Looking back at our Christmas mornings as children, I now cringe at the balls of wrapping paper, tape, and plastic that were discarded all in a matter of minutes and the subsequent garbage bags full of unnecessary waste.
Even as a kid though, I liked to open things carefully and keep bits and pieces of scavenged ribbon and paper for my next craft project. I suppose then, it’s no surprise that I still have a designated drawer full of bits of ribbon, paper, and bags from previous gifts that I like to reuse.
So, when it comes to wrapping, keep in mind what you already have that you can use and whether your packaging has a chance at a second or even third life. A little forethought and creativity can significantly reduce waste.
Here are some simple suggestions that are beautiful, reusable and/or can be disposed of without extra waste.
Cotton twine (natural or colored) is usually my go-to in place of ribbon (unless I have some left over from a previous gift).
For a little extra pizzaz, try adding some natural touches.
Hearty fresh greens like a single rosemary spring, a eucalyptus branch, or air plant look fantastic. Cinnamon sticks are also a great choice. And if you are lucky enough to have a fresh Christmas tree, a small clipping from it is sure to be a welcomed and fresh scent. For gifts that will be given shortly after wrapping, a delicate branch of holly berries or mistletoe can bring extra holiday cheer.
Skip the Paper
Did you remember those huge plastic bins to store holiday specific wrapping paper? Not only do most of us not have the space, but it’s completely unnecessary.

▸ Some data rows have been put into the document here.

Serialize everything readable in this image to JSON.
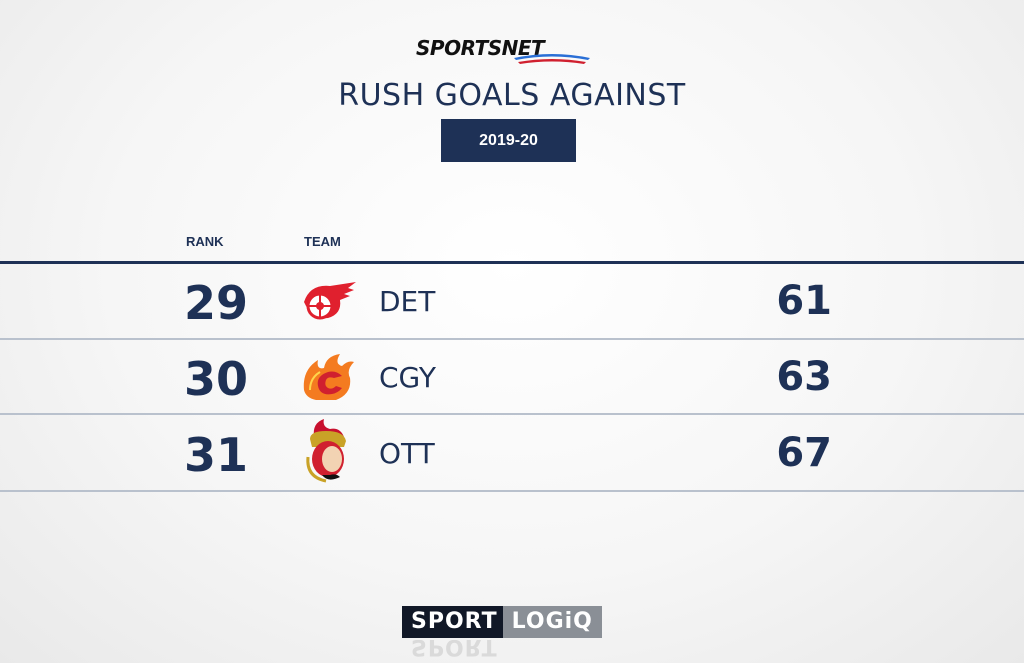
{
  "header": {
    "brand": "SPORTSNET",
    "title": "RUSH GOALS AGAINST",
    "season": "2019-20"
  },
  "table": {
    "columns": {
      "rank": "RANK",
      "team": "TEAM"
    },
    "rows": [
      {
        "rank": "29",
        "team": "DET",
        "value": "61",
        "crest": "red-wings-icon"
      },
      {
        "rank": "30",
        "team": "CGY",
        "value": "63",
        "crest": "flames-icon"
      },
      {
        "rank": "31",
        "team": "OTT",
        "value": "67",
        "crest": "senators-icon"
      }
    ]
  },
  "footer": {
    "brand_a": "SPORT",
    "brand_b": "LOGiQ"
  },
  "colors": {
    "navy": "#1e3156",
    "red": "#d0202f",
    "orange": "#f47b20"
  }
}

For gifts that fit or already come in special boxes for storage or even in baskets, skip the paper. Simply add some natural trimmings, a special message, or a small holiday ornament as an accent.
A Gift within a Gift
For gifts that need to be wrapped consider a furoshiki: a wrapping cloth (commonly found in cotton or silk) used in Japan to transport and store goods and gifts. Traditionally the furoshiki was only used as a means of keeping a gift covered until it’s destination, but why not extend it to be part of it? A quick google search yields countless ways of wrapping and as an added bonus can be reused or even worn afterwards. Extend the concept by using dish or hand towels, scarves, handkerchiefs and bandannas.
By the same token, reusable totes make perfect gift bags. And for folks with sewing prowess, check out this ‘gift tote’ bag with ribbon handles for a fun DIY.
As the weird kid who got a strange satisfaction from successfully picking off scotch tape on gift packages without any harm to the paper, all I can say is thank goodness for washi tape! It’s a great stand-alone to dressing up your gifts and can easily be peeled off, leaving the wrapping paper fresh to and ready to reuse.
Less is more
Say good-bye to the heavily printed occasion specific wrapping paper. I’m a huge fan of recycled kraft paper in both brown and white. The less something has printed on it the better you can customize it for any occasion and more likely for it to be reused or recycled. Draw or write directly on the paper for a personal touch.
This is definitely more adventurous for most of us, but if you are feeling extra crafty and on a mission to seriously wow your gift recipients, consider painting your own wrapping paper. The efforts can be framed, re-cut into cards, or even labels for future use.
How do you like to wrap up your holiday treats? Do you have any clever ways to reduce packaging waste? What are your gift wrapping alternatives? I’d love to know if the comments below.
Wishing you a very happy and festive holidays!